Allah Mahakuasa atas segala sesuatu. Ketika orang tersebut meninggal dunia, Allah memerintahkan daratan dan lautan untuk menghimpun abu itu dan menghidupkannya kembali.
Allah bertanya kepada si laki-laki, “Kenapa kau melakukan hal ini?”
“Karena khasyyah (takut), ya Rabb, dan Engkau lebih mengetahuinya,” jawabnya.
Rasulullah mengabarkan bahwa lelaki itu akhirnya mendapat ampunan dari Allah. Lelaki itu berlumuran dosa, namun menjelang kematiannya ia melakukan ibadah besar, yakni khasyyatullah (takut kepada Allah).
Wallahu A’lam bis Shawab.
Kisah Pendosa Masuk Surga Karena Sepotong Roti
Kisah pendosa ini berawal dari jazirah Arab. Abu Musa al-Asyari sendiri adalah orang kepercayaan dan kesayangan Rasulullah SAW dan para khalifah serta sahabat-sahabatnya.
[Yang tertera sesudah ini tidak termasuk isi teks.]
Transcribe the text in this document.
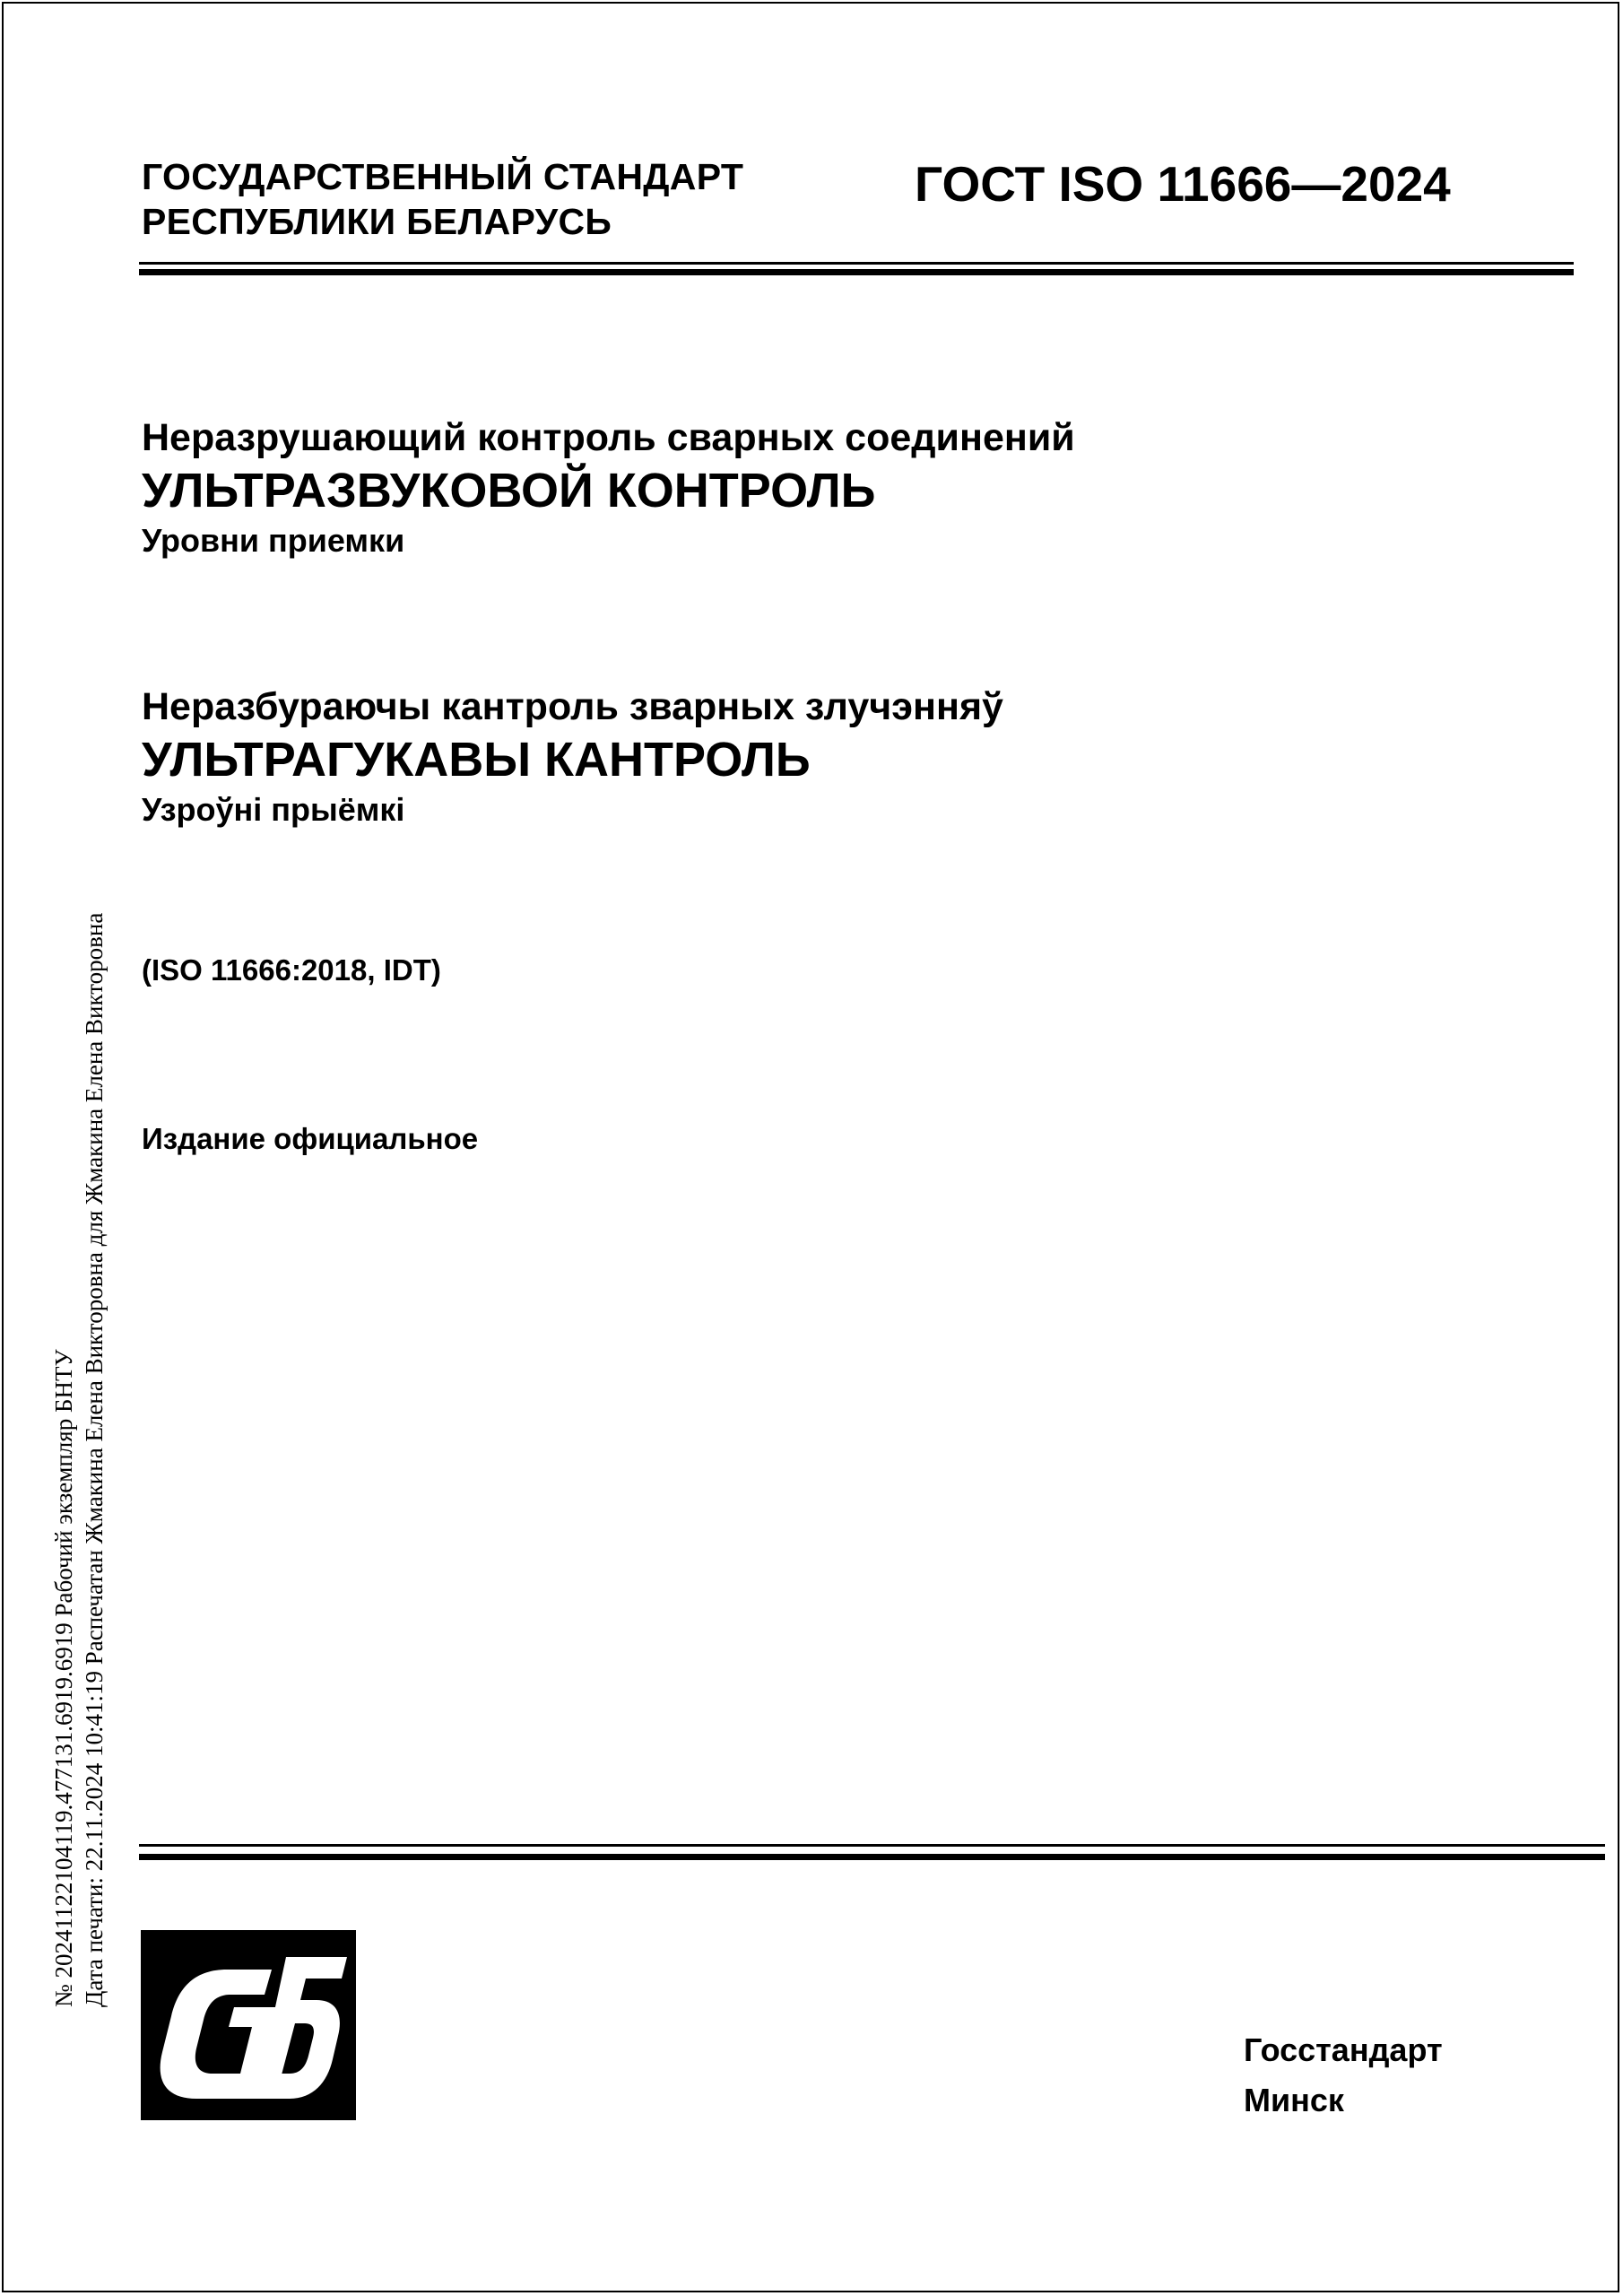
ГОСУДАРСТВЕННЫЙ СТАНДАРТ
РЕСПУБЛИКИ БЕЛАРУСЬ
ГОСТ ISO 11666—2024
Неразрушающий контроль сварных соединений
УЛЬТРАЗВУКОВОЙ КОНТРОЛЬ
Уровни приемки
Неразбураючы кантроль зварных злучэнняў
УЛЬТРАГУКАВЫ КАНТРОЛЬ
Узроўні прыёмкі
(ISO 11666:2018, IDT)
Издание официальное
№ 20241122104119.477131.6919.6919 Рабочий экземпляр БНТУ Дата печати: 22.11.2024 10:41:19 Распечатан Жмакина Елена Викторовна для Жмакина Елена Викторовна
Госстандарт
Минск
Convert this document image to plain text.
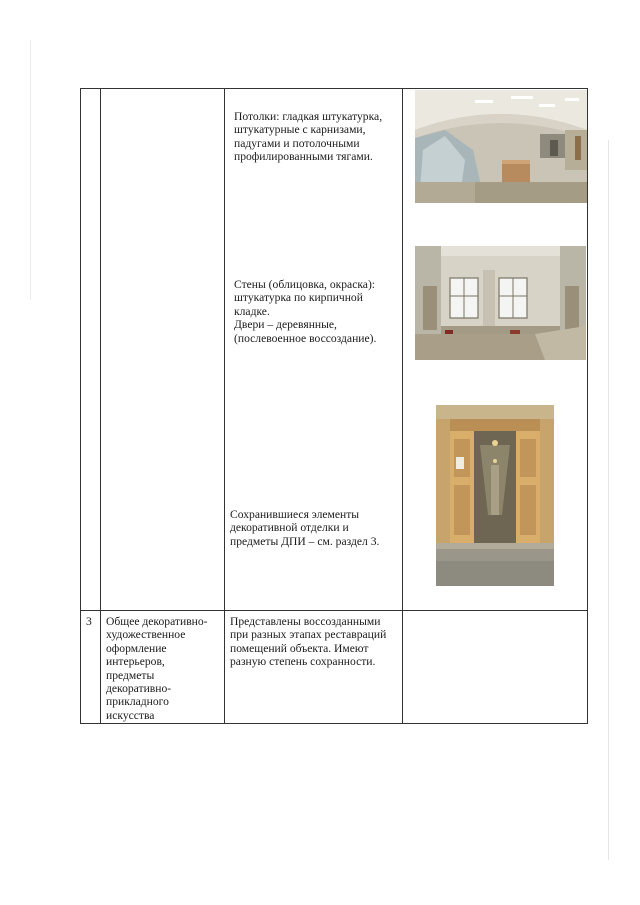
Потолки: гладкая штукатурка,
штукатурные с карнизами,
падугами и потолочными
профилированными тягами.
Стены (облицовка, окраска):
штукатурка по кирпичной
кладке.
Двери – деревянные,
(послевоенное воссоздание).
Сохранившиеся элементы
декоративной отделки и
предметы ДПИ – см. раздел 3.
3 Общее декоративно-
художественное
оформление
интерьеров,
предметы
декоративно-
прикладного
искусства
Представлены воссозданными
при разных этапах реставраций
помещений объекта. Имеют
разную степень сохранности.
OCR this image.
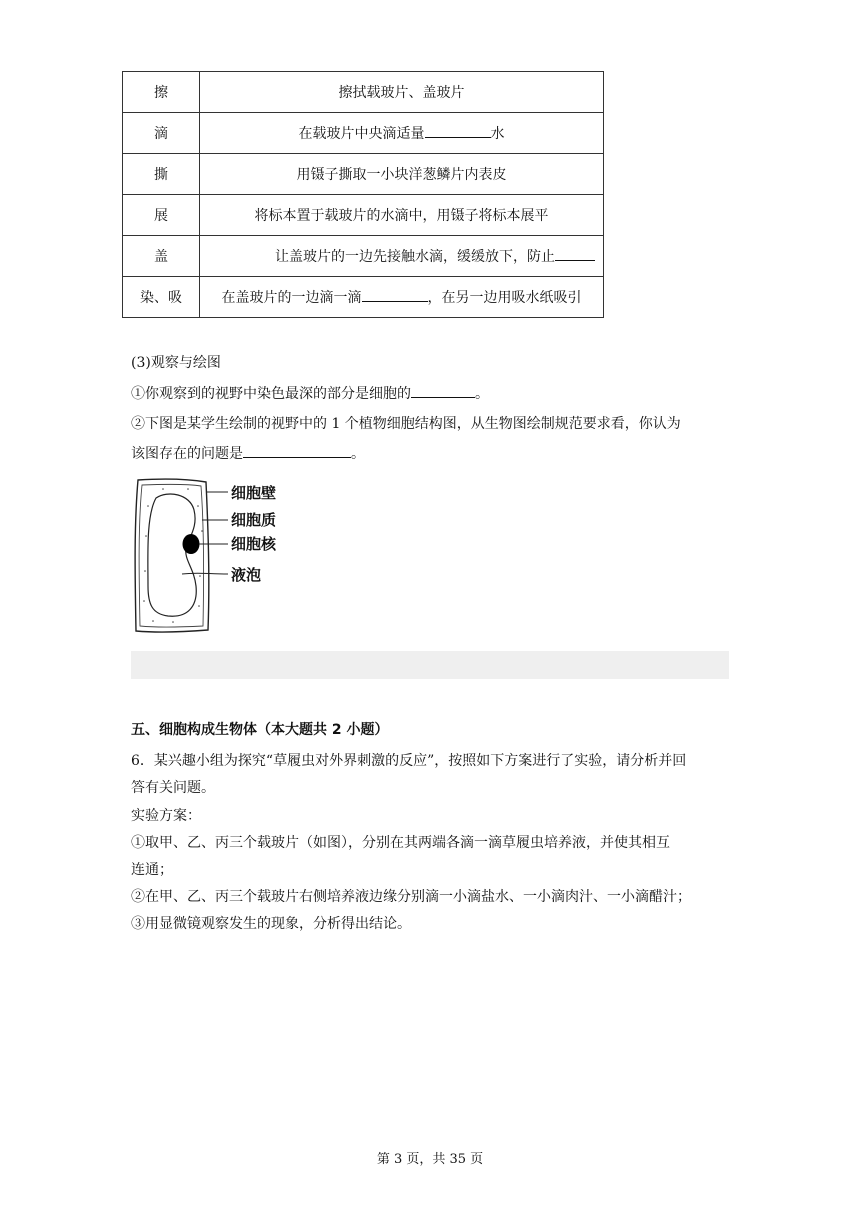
擦	擦拭载玻片、盖玻片
滴	在载玻片中央滴适量 水
撕	用镊子撕取一小块洋葱鳞片内表皮
展	将标本置于载玻片的水滴中，用镊子将标本展平
盖	让盖玻片的一边先接触水滴，缓缓放下，防止
染、吸	在盖玻片的一边滴一滴 ，在另一边用吸水纸吸引
(3)观察与绘图
①你观察到的视野中染色最深的部分是细胞的	。
②下图是某学生绘制的视野中的 1 个植物细胞结构图，从生物图绘制规范要求看，你认为
该图存在的问题是	。
细胞壁
细胞质
细胞核
液泡
五、细胞构成生物体（本大题共 2 小题）
6．某兴趣小组为探究“草履虫对外界刺激的反应”，按照如下方案进行了实验，请分析并回
答有关问题。
实验方案：
①取甲、乙、丙三个载玻片（如图），分别在其两端各滴一滴草履虫培养液，并使其相互
连通；
②在甲、乙、丙三个载玻片右侧培养液边缘分别滴一小滴盐水、一小滴肉汁、一小滴醋汁；
③用显微镜观察发生的现象，分析得出结论。
第 3 页，共 35 页
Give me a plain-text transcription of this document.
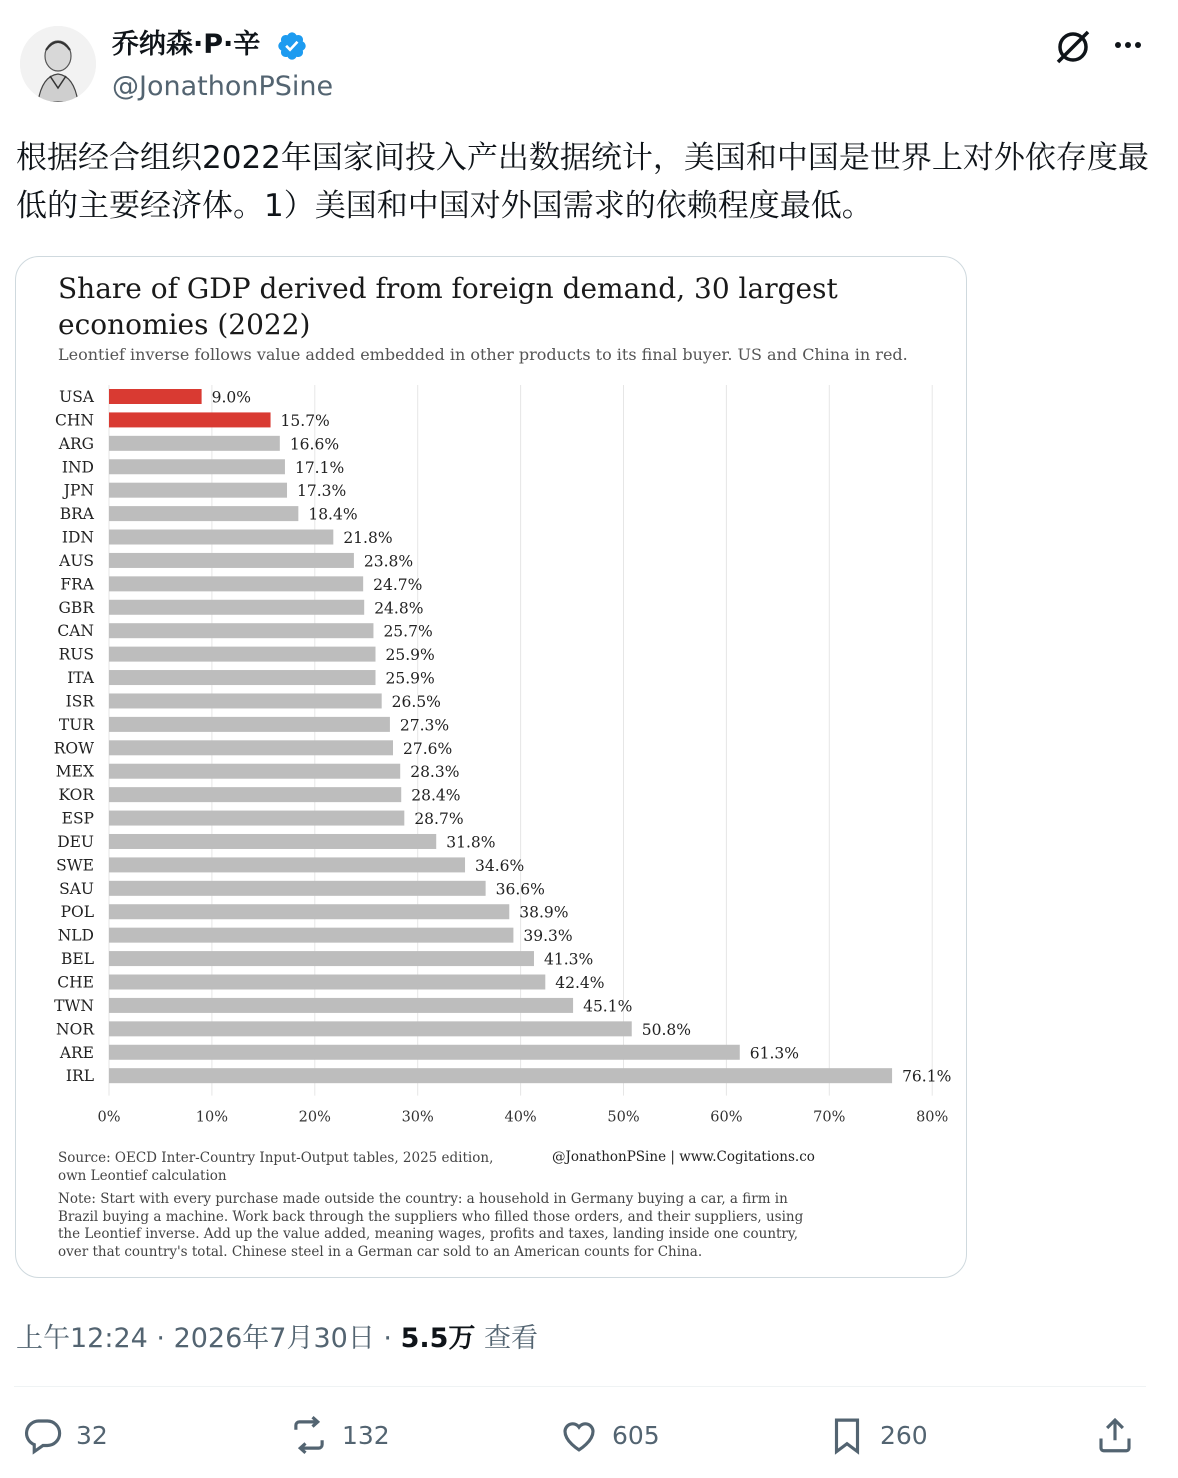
乔纳森·P·辛
@JonathonPSine
根据经合组织2022年国家间投入产出数据统计，美国和中国是世界上对外依存度最低的主要经济体。1）美国和中国对外国需求的依赖程度最低。
0%	10%	20%	30%	40%	50%	60%	70%	80%
USA	9.0%
CHN	15.7%
ARG	16.6%
IND	17.1%
JPN	17.3%
BRA	18.4%
IDN	21.8%
AUS	23.8%
FRA	24.7%
GBR	24.8%
CAN	25.7%
RUS	25.9%
ITA	25.9%
ISR	26.5%
TUR	27.3%
ROW	27.6%
MEX	28.3%
KOR	28.4%
ESP	28.7%
DEU	31.8%
SWE	34.6%
SAU	36.6%
POL	38.9%
NLD	39.3%
BEL	41.3%
CHE	42.4%
TWN	45.1%
NOR	50.8%
ARE	61.3%
IRL	76.1%
Share of GDP derived from foreign demand, 30 largest economies (2022)
Leontief inverse follows value added embedded in other products to its final buyer. US and China in red.
Source: OECD Inter-Country Input-Output tables, 2025 edition, own Leontief calculation
@JonathonPSine | www.Cogitations.co
Note: Start with every purchase made outside the country: a household in Germany buying a car, a firm in Brazil buying a machine. Work back through the suppliers who filled those orders, and their suppliers, using the Leontief inverse. Add up the value added, meaning wages, profits and taxes, landing inside one country, over that country's total. Chinese steel in a German car sold to an American counts for China.
上午12:24 · 2026年7月30日 · 5.5万 查看
32	132	605	260
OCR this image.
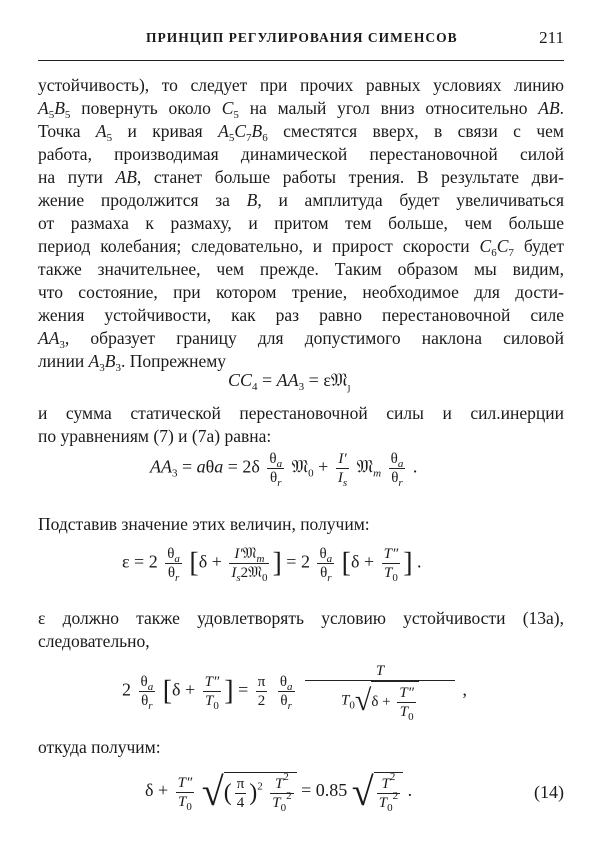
ПРИНЦИП РЕГУЛИРОВАНИЯ СИМЕНСОВ	211
устойчивость), то следует при прочих равных условиях линию
$A_5B_5$ повернуть около $C_5$ на малый угол вниз относительно AB.
Точка $A_5$ и кривая $A_5C_7B_6$ сместятся вверх, в связи с чем
работа, производимая динамической перестановочной силой
на пути AB, станет больше работы трения. В результате дви-
жение продолжится за B, и амплитуда будет увеличиваться
от размаха к размаху, и притом тем больше, чем больше
период колебания; следовательно, и прирост скорости $C_6C_7$ будет
также значительнее, чем прежде. Таким образом мы видим,
что состояние, при котором трение, необходимое для дости-
жения устойчивости, как раз равно перестановочной силе
$AA_3$, образует границу для допустимого наклона силовой
линии $A_3B_3$. Попрежнему
$CC_4 = AA_3$ = ε𝔐$_ȷ$
и сумма статической перестановочной силы и сил.инерции
по уравнениям (7) и (7а) равна:
$AA_3 = a\theta a = 2\delta \frac{\theta_a}{\theta_r}$ 𝔐$_0$ + $\frac{I'}{I_s}$ 𝔐$_m$ $\frac{\theta_a}{\theta_r}$ .
Подставив значение этих величин, получим:
$\varepsilon = 2 \frac{\theta_a}{\theta_r} [\delta + \frac{I'𝔐_m}{I_s2𝔐_0}$ ] = $2 \frac{\theta_a}{\theta_r} [\delta + \frac{T''}{T_0}$ ] .
ε должно также удовлетворять условию устойчивости (13а),
следовательно,
$2 \frac{\theta_a}{\theta_r} [\delta + \frac{T''}{T_0}$ ] = $\frac{\pi}{2}$
$\frac{\theta_a}{\theta_r}$
$\frac{T}{T_0√\delta + \frac{T''}{T_0}}$ ,
откуда получим:
$\delta + \frac{T''}{T_0}$ √( $\frac{\pi}{4} )^2 \frac{T^2}{T_0^2} = 0.85$ √ $\frac{T^2}{T_0^2}$ .	(14)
Ketika Rasulullah masih hidup, Abu Musa diangkat bersama Mu’adz bin Jabal sebagai penguasa di Yaman. Dan setelah Rasulullah wafat, ia kembali ke Madinah untuk memikul tanggung jawab dalam jihad besar yang sedang dijalani oleh tentara Islam melawan Persia dan Romawi.
Pada pemerintahan Umar bin Khattab, Abu Musa diangkat sebagai gubernur di Bashrah. Sedangkan Khalifah Utsman bin Affan menunjuknya sebagai gubernur di Kufah.
Semasa hidupnya, Abu Musa mengenal seorang laki-laki yang sangat tekun beribadah. Selama tujuh puluh tahun laki-laki itu selalu beribadah di jalan Allah. Tak pernah pula ia meninggalkan tempat ibadah. Hari-harinya dihabiskan untuk mengabdi kepada Allah di tempat ibadah itu karena ia memang tinggal dan menjaganya.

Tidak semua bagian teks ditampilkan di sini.